Eric: I agree! “For the Children” means that the Militia which equals(=) The People have the RIGHT to be armed with weaponry EQUAL to the Military. This IS “for the children” so they can live in Freedom and Security from terrorists and unlawful governments.

BK
BK
4 years ago

take a page from the liberal playbook, and IGNORE the black-robed mullahs… lock and load.

freewill
freewill
4 years ago

but if circumstances should at any time oblige the government to form an army of any magnitude that army can never be formidable to the liberties of the people while there is a large body of citizens, little if at all inferior to them in discipline and the use of arms, who stand ready to defend their own rights and those of their fellow citizens.
……..Hamilton.pg.185 No.29…federalist papers

RM Molon Labe
RM Molon Labe
4 years ago

One of the greatest evils are those who take an oath to govern by “delegated powers” but use it to take from others what they keep for themselves. “A Government that does not trust its law abiding citizens to keep and bear arms, is itself, unworthy of trust.” –James Madison, chief wordsmith of the Constitution “Any government that would attempt to disarm its people is despotic; and any people that would submit to it deserve to be slaves.”– Stephen F. Austin, 1835 “The historical reality of the Second Amendments protection of the right to keep and bear arms is not… Read more »

Darren
Darren
4 years ago

When are gun owners going to figure out that we have to not comply with taxation to keep our other rights safe? Stop funding the criminal organization known as government. You know, the gang that threatens your gun rights. ‘Cast your whole vote, not a strip of paper merely, but your whole influence. A minority is powerless while it conforms to the majority; it is not even a minority then; but it is irresistible when it clogs by its whole weight. If the alternative is to keep all just men in prison, or give up war and slavery, the State… Read more »

Eric
Eric
4 years ago

SCOTUS is so biased they all need to step down in shame. Unbiased Constitutional opinions are needed not blurbs of “for the children , or public safety”.

Jerry the Geek
Jerry the Geek
4 years ago

surely the SCOTUS members are not unaware of the “will not comply” movements in several of the states, in response to state rulings which they consider unacceptable to honest citizens.
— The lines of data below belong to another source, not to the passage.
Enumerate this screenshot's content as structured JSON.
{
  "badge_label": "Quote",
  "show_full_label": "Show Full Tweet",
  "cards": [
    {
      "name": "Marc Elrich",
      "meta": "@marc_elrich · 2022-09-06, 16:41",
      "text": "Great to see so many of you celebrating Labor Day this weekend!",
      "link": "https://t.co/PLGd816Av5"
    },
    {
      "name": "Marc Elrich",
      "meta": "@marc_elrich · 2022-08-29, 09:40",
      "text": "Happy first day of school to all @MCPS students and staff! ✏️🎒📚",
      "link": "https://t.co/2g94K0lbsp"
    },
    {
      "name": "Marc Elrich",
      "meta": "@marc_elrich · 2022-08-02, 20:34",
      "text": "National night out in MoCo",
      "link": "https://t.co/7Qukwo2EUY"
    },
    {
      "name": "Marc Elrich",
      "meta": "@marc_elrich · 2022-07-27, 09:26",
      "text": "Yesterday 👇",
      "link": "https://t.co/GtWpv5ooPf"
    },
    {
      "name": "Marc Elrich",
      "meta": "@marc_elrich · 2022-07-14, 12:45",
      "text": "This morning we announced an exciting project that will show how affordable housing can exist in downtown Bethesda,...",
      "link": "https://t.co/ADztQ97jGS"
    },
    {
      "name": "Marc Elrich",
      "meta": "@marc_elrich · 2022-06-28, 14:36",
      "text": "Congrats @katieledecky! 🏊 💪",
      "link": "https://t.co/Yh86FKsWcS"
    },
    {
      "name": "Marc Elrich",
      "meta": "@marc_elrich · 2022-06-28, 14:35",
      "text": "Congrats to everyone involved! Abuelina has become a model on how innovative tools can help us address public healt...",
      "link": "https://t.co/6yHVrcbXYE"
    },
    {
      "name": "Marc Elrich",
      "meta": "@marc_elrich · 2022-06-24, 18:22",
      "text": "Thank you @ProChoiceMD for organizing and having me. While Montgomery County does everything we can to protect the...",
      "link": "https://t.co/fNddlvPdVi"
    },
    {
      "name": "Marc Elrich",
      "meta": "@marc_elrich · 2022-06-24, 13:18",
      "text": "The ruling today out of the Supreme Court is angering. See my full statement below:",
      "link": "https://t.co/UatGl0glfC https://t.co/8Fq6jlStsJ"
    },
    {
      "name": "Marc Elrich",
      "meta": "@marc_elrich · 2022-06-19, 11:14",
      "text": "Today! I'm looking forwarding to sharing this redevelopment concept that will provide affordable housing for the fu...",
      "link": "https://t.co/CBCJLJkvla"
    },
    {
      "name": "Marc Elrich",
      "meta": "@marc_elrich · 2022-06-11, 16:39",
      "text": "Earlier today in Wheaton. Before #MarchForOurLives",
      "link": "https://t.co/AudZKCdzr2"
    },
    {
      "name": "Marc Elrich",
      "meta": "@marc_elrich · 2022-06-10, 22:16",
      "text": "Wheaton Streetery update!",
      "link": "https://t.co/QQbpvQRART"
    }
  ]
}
We cannot help wondering if this pre-ordained “intent to noncompliance’ will be considered a citizen movement, and whether it will bias their decision toward less regulation of arbitrary measures. Magazine capacity restrictions are rife for Supreme decisions, since the several states cannot even agree on how many rounds ARE “acceptable” in a “legal” magazine. More important, verbiage in state laws often suggest that (for example) prohibited firearms include “Able to… Read more »

Tom
Tom
4 years ago

We the People can make the decision in a more powerful court than the Supreme Court. It is called the Common Law Court of Record and is protected by the U.S.Constitution Bill of Rights Article 7.